I went on along the Eastern border and reached a municipality called Rautjärvi. The place is rather small, and the biggest thing there is a large cardboard factory. The municipality’s veins are highway number 6 and the Karelian railroad track, which go directly through it.
The current Rautjärvi Municipality was formed in 1973, when the neighbouring municipality of Simpele was merged into it. As the centre of Simpele was far larger than any of the villages in Rautjärvi, this became the new administrative centre of Rautjärvi. About half of the municipality’s population live there next to the cardboard factory.
So the municipality is called Rautjärvi. The coats of arms of the municipality are those of the old Rautjärvi municipality. But the administrative centre is called Simpele. The village of Rautjärvi is far from it and extremely small.
Also the only active railway station in the municipality is called Simpele, as it lies in the administrative centre. But this has not always been the case. In the late 1980’s when the famous Finnish 1950’s made railbuses were retired, dozens of railway stations were closed.
If you today want to take a train to Rautjärvi, you get off it in Simpele, Simpele as that. But until the 1980’s there was also a station called Rautjärvi, which was nowhere near the centre of Rautjärvi, but in the very small station village of the former municipality of Rautjärvi. This in turn was several kilometres away from the main administrative village of the former municipality of Rautjärvi pretty much in the middle of nowhere.

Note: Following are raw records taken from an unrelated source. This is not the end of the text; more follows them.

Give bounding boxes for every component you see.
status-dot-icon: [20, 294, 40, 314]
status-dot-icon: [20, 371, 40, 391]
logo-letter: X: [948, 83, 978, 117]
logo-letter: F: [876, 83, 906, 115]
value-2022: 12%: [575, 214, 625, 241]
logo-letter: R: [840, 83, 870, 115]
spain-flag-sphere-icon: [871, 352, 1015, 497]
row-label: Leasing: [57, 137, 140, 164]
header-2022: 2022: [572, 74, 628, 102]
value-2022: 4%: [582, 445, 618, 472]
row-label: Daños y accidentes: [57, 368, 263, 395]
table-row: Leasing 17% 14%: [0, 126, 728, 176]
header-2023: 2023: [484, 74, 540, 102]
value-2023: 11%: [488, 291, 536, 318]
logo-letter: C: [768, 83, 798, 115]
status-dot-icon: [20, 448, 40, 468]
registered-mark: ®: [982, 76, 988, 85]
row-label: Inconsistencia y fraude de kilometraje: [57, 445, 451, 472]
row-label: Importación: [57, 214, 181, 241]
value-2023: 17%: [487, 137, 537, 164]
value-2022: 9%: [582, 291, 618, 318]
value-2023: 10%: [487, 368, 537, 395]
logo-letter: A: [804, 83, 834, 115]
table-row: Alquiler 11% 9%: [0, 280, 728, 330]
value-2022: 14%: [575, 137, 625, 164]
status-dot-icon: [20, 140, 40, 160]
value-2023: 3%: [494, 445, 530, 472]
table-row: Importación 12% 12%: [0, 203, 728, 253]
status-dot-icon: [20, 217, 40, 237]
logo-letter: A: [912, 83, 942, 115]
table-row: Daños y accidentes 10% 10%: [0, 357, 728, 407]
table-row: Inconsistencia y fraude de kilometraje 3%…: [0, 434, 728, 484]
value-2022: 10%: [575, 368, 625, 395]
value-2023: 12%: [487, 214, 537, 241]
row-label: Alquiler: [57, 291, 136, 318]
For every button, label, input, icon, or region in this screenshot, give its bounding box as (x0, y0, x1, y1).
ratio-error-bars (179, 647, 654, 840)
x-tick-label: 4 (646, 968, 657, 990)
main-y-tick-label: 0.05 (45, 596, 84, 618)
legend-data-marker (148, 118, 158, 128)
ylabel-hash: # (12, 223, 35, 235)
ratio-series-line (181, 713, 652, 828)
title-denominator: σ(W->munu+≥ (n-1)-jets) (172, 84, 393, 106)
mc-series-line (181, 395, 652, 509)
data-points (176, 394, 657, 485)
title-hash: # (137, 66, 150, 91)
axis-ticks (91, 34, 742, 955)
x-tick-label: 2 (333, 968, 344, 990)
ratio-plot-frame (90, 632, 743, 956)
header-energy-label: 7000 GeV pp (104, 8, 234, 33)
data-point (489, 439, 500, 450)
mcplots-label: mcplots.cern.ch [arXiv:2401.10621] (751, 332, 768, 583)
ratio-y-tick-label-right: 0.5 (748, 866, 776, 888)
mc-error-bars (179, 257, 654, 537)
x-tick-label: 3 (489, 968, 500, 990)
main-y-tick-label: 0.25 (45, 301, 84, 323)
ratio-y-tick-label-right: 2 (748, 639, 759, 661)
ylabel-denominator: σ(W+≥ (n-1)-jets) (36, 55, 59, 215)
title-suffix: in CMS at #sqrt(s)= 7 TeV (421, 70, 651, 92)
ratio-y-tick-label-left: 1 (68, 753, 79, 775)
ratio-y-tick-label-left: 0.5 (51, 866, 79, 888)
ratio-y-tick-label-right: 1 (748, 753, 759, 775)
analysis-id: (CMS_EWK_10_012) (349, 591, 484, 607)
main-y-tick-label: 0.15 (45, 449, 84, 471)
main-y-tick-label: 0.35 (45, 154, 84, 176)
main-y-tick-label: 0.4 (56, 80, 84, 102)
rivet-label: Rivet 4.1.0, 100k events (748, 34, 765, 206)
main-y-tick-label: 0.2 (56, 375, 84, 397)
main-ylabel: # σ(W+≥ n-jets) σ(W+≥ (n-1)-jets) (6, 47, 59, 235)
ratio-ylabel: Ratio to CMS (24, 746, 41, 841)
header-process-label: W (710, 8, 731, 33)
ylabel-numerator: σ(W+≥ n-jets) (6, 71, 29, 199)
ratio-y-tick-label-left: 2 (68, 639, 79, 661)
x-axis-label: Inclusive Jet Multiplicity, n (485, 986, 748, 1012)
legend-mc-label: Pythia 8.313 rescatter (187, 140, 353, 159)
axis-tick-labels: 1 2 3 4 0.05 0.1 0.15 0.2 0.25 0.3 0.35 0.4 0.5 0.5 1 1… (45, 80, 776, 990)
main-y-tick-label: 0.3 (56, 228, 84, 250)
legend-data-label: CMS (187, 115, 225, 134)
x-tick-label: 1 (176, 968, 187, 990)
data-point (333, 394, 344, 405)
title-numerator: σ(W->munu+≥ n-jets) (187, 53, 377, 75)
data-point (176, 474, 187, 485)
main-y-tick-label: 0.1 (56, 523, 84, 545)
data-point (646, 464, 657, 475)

So if you wanted to take a train to Rautjärvi in the 1980’s, where would you go?
Things were made simpler (or Simpeler) by the closure of Rautjärvi station in 1989. The village is a lot quieter now than back in the days and so is the station.

Sadly not much is happening here anymore.

The roof looks new, but there’s a rather large hole in it on the other side. Sadly I don’t predict a very long future for this building.